This study then
returns to what Jesus said in the thirteenth chapter of Mark (and elsewhere):
“You will be hated by everyone because of My name. But the one who endures
to the end will be saved” (13:13). It is appropriate to key in on the
second part of that statement, in which Jesus speaks of enduring to the end and
being saved. This use of “saved” links Jesus’ words to Israel’s Egyptian
exodus, as again, “salvation” expressions, for Israel, speak of their God’s
rescue from enemies or their deliverance from oppressors.
Though it can be
easily missed by the modern reader, such language would be easily picked up on
by His hearers. It would have been
readily discerned by the majority of first century readers of the Gospels, as
they would also have been steeped in Israel’s history. When that is
understood, and once one picks up on the exodus context for the hatred of which
Jesus speaks, while at the same time discarding the idea that Jesus is talking
about some ethereal, other-worldly notion of a paradise somewhere off in the
sky to be enjoyed after death (a thoroughly un-Jewish notion) when He speaks of
being saved, readers will find themselves better positioned to identify the
reason for the hate.
So why in the world
is this connected to Israel’s exodus? What is the reason that the Creator
God gives for rescuing Israel (His covenant people through Abraham) from their
Egyptian bondage? Essentially, it is the same reason He gives for
rescuing the church (His covenant people through Jesus) from their
bondage? The answer is to be found in Deuteronomy, where one finds Moses’
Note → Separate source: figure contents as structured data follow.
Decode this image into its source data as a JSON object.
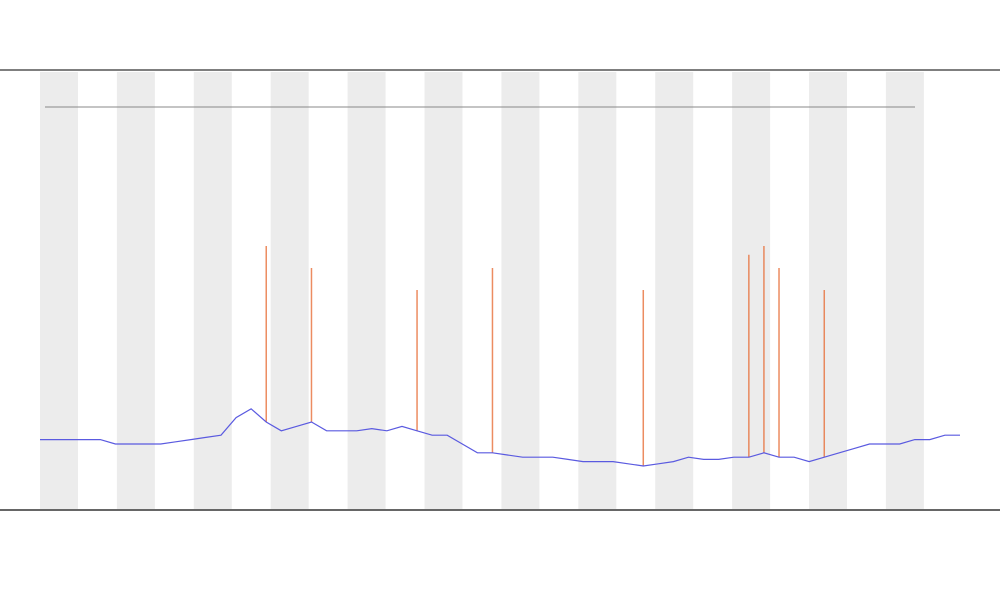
{
  "chart_data": {
    "type": "line",
    "categories": [
      null,
      null,
      null,
      null,
      null,
      null,
      null,
      null,
      null,
      null,
      null,
      null,
      null,
      null,
      null,
      null,
      null,
      null,
      null,
      null,
      null,
      null,
      null,
      null,
      null,
      null,
      null,
      null,
      null,
      null,
      null,
      null,
      null,
      null,
      null,
      null,
      null,
      null,
      null,
      null,
      null,
      null,
      null,
      null,
      null,
      null,
      null,
      null,
      null,
      null,
      null,
      null,
      null,
      null,
      null,
      null,
      null,
      null,
      null,
      null,
      null,
      null
    ],
    "series": [
      {
        "color": "#5a5ae0",
        "values": [
          16,
          16,
          16,
          16,
          16,
          15,
          15,
          15,
          15,
          15.5,
          16,
          16.5,
          17,
          21,
          23,
          20,
          18,
          19,
          20,
          18,
          18,
          18,
          18.5,
          18,
          19,
          18,
          17,
          17,
          15,
          13,
          13,
          12.5,
          12,
          12,
          12,
          11.5,
          11,
          11,
          11,
          10.5,
          10,
          10.5,
          11,
          12,
          11.5,
          11.5,
          12,
          12,
          13,
          12,
          12,
          11,
          12,
          13,
          14,
          15,
          15,
          15,
          16,
          16,
          17,
          17
        ]
      },
      {
        "color": "#e8703a",
        "values": [
          null,
          null,
          null,
          null,
          null,
          null,
          null,
          null,
          null,
          null,
          null,
          null,
          null,
          null,
          null,
          60,
          null,
          null,
          55,
          null,
          null,
          null,
          null,
          null,
          null,
          50,
          null,
          null,
          null,
          null,
          55,
          null,
          null,
          null,
          null,
          null,
          null,
          null,
          null,
          null,
          50,
          null,
          null,
          null,
          null,
          null,
          null,
          58,
          60,
          55,
          null,
          null,
          50,
          null,
          null,
          null,
          null,
          null,
          null,
          null,
          null,
          null
        ]
      }
    ],
    "ylim": [
      0,
      100
    ]
  }
}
report that “It is not because you were more numerous than all the other
peoples that the Lord favored and chose you---for in fact you were the least
numerous of all peoples. Rather it is because of His love for you and His
faithfulness to the promises He solemnly vowed to your ancestors that the Lord
brought you out with great power, redeeming you from the place of slavery”
(7:7-8) Just before this, Moses reminds Israel that they “are a people
holy to the Lord” (7:6a), and says that “He has chosen you to be His people,
prized above all others on the face of the earth” (7:6b).
One of the Psalmists
picks up on this, making it possible to catch yet another glimpse of that
historical self-understanding out of and into which Jesus spoke, when the Psalmist
writes (in reference to Israel in Egypt): “The Lord made His people very
fruitful, and made them more numerous than their enemies. He caused them
to hate His people, and to mistreat His servants” (105:24-25). This should
provide pause to consider a question that is never asked, which is “what was
Israel doing for Egypt when their God made them fruitful in that land?”
Were they being a blessing as Abraham had understood to have been? What was
it that caused Egypt to turn against Israel and to hate the covenant people of
the Creator God? Were they serving those people well by sharing their God’s
blessings and revealing their God to them, or were they hoarding the
blessing?
That goes to the
question of why the Abrahamic covenant existed. Presumably, it existed so
that Abraham could exemplify divine blessing (as indicated in Genesis), so that
his God could be recognized and glorified as the Creator God of the cosmos.
This is the covenant under which Israel went into Egypt, and it is also the
covenant that comes to be fulfilled by Jesus through His church, with the
message of the Gospel (Jesus is Lord) as the mark of that covenant.